I should have been more bold with the time frame.
Medium founder Ev Williams just announced that the startup has fired a third of its staff, "eliminating 50 jobs, mostly in sales, support, and other business functions". The startup hasn’t found a way to make money selling ads:
We set out to build a better publishing platform — one that allowed anyone to offer their stories and ideas to the world and that helped the great ones rise to the top. In 2016, we made big investments in teams and technology aimed at attracting and migrating commercial publishers to Medium. And in order to get these publishers paid, we built out and started selling our first ad products. This strategy worked in terms of driving growth, as well as improving the volume and consistency of great content. Some of the web’s best publishers are now on Medium, and we’re happy to work with them every day. We also saw interest from many big brands and promising results from several content marketing campaigns on the platform.
Upon further reflection, it’s clear that the broken system is ad-driven media on the internet. It simply doesn’t serve people. In fact, it’s not designed to. The vast majority of articles, videos, and other “content” we all consume on a daily basis is paid for — directly or indirectly — by corporations who are funding it in order to advance their goals. And it is measured, amplified, and rewarded based on its ability to do that. Period. As a result, we get…well, what we get. And it’s getting worse.
That’s a big part of why we are making this change today.

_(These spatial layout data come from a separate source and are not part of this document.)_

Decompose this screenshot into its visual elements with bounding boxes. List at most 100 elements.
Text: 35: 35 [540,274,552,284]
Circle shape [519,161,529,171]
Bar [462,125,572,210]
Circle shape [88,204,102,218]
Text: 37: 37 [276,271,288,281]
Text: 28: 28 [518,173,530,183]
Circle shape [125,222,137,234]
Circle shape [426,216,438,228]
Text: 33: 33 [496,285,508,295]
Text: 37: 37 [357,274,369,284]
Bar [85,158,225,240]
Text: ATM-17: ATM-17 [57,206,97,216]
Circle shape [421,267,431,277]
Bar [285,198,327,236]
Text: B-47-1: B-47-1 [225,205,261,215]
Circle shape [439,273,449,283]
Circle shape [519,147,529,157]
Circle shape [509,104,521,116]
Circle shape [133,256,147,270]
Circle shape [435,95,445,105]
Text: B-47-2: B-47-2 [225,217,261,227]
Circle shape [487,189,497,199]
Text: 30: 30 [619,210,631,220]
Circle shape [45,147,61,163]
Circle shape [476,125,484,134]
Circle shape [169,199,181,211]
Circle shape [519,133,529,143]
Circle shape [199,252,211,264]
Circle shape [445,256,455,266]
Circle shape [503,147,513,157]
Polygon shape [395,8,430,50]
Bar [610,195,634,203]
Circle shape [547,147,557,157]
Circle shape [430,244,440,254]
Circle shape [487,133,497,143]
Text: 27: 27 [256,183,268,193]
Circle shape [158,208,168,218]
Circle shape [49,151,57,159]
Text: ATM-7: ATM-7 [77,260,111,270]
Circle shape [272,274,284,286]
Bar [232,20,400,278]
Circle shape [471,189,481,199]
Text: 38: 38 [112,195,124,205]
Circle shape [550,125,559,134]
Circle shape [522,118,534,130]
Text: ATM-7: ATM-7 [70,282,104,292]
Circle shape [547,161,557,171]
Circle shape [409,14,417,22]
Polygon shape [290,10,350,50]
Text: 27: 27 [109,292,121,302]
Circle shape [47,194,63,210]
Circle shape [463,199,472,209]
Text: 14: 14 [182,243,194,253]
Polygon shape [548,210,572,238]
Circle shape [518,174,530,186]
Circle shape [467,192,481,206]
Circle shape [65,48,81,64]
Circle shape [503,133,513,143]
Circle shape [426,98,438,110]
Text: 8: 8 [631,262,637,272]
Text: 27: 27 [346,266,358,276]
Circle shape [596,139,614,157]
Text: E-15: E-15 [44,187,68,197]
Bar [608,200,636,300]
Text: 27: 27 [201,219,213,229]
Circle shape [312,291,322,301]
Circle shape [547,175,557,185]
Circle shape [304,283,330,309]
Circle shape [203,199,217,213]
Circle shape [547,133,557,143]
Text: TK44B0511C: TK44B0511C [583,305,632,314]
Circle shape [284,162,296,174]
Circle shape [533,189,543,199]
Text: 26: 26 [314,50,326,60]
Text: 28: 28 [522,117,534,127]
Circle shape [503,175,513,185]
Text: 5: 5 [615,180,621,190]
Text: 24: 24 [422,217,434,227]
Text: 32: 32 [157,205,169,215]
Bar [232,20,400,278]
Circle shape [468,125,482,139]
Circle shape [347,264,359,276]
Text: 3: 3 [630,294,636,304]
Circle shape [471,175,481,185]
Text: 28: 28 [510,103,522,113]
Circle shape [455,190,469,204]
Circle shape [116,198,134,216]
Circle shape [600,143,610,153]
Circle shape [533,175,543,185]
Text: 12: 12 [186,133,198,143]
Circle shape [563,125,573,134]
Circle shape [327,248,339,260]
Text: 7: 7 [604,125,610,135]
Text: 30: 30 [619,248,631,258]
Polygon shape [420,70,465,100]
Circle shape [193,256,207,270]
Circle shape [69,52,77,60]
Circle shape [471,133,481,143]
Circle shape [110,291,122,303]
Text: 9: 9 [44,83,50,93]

So, we are shifting our resources and attention to defining a new model for writers and creators to be rewarded, based on the value they’re creating for people. And toward building a transformational product for curious humans who want to get smarter about the world every day.
I would like to say I told you so, but honestly was there anyone who didn’t see this coming?
Medium has been a pipedream from the beginning, and was propped up by an extensive hype machine. It started out as a vague desire to "fix" the internet but never figured out how to pull it off.
The startup has never really progressed beyond aspiring to that altruistic goal.
It is the Underpants Gnome of web startups.For those who haven’t heard the term before, Underpants Gnomes were creatures from the second season of Southpark who went around stealing undergarments as the first stage in a 3-step business plan. Unfortunately for the gnomes, they never did figure out what to do in the second step:
Like those Southpark characters, Medium knows what it wants to accomplish. It wants to fix the internet by creating a platform where great content is promoted and great ideas come to the fore.
And it has achieved the first step; it raised $134 million in capital, developed a platform, and started publishing.
But after five years it has yet to figure out step two.
To be fair, Medium is not the first startup to struggle with finding a profitable business model; that is the norm rather than the exception. But most startups don’t have such lofty goals, and most startups figure out their business model doesn’t work faster than Medium, which has taken five years and counting.
Let’s hope that Medium finds a solution before the money runs out, or at least finds a buyer. Otherwise when Medium goes down it is going to take a lot of personal blogs as well as blogs like Pacific Standard, The Awl, and ThinkProgress.org down with them.